Ballard's finest acheivement: Tater Tot Casserole

They don't call me Tater for nothing...

Oh, the meal of my childhood…tater tot casserole. Most nights I was pissed that we were having it, and wanted it out of the casserole rotation, but now…I have embraced my Ballardness and love it. My version is a little different (adapted to meet the needs of my adult palate) and much more delicious.
You will need:
1lb of ground beef
bag of tater tots
1 can condensed cream of mushroom soup
onion
garlic
Worcestershire sauce
Montreal steak seasoning
Shredded cheese (I like mozzarella/provolone mix)


So first, sautĂ© the garlic and onion in a pan. Add the Worcestershire sauce and Montreal steak seasoning to the onions when they are translucent.
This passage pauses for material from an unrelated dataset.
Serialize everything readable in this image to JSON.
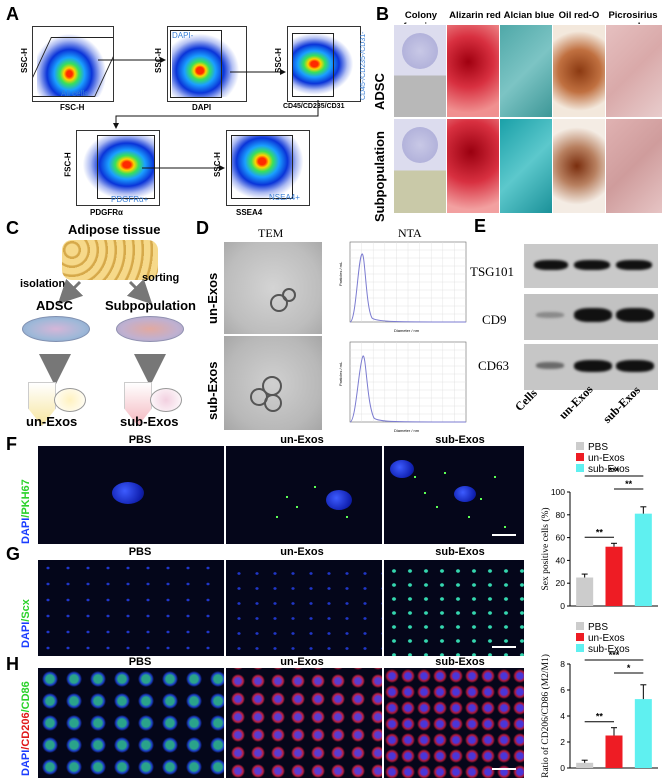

Also, make sure that you are listening to Nate Dogg and Warren G “Regulators” while you are making this or it won’t turn out right.

Next, switch your mind back into freak mode, and add the ground beef. Cook it! Add more Montreal steak seasoning (you can never have enough).
Now, get out your casserole dish. Make sure not to drop it on the ground and have it shatter. You can drain off some of the fat from the meat if you want to…be lame, or leave it for a delicious fatty tater tot casserole. This is where I add cheese. All of the meat should be the bottom layer, then a layer of cheese. Next up: the cream of mushroom soup (do not dilute it). It will be all thick and gross.

Use a spoon to spread it in a layer over the cheese and meat. Throw on some more cheese and then a layer of tots. Then….Add more cheese!! Top it with a few extra tots to fill in the gaps.

Bake it in the oven on 375-400 for about 45 minutes. Crack a Rainier tall can and sit back while your apartment starts to smell like a vat of grease and oil.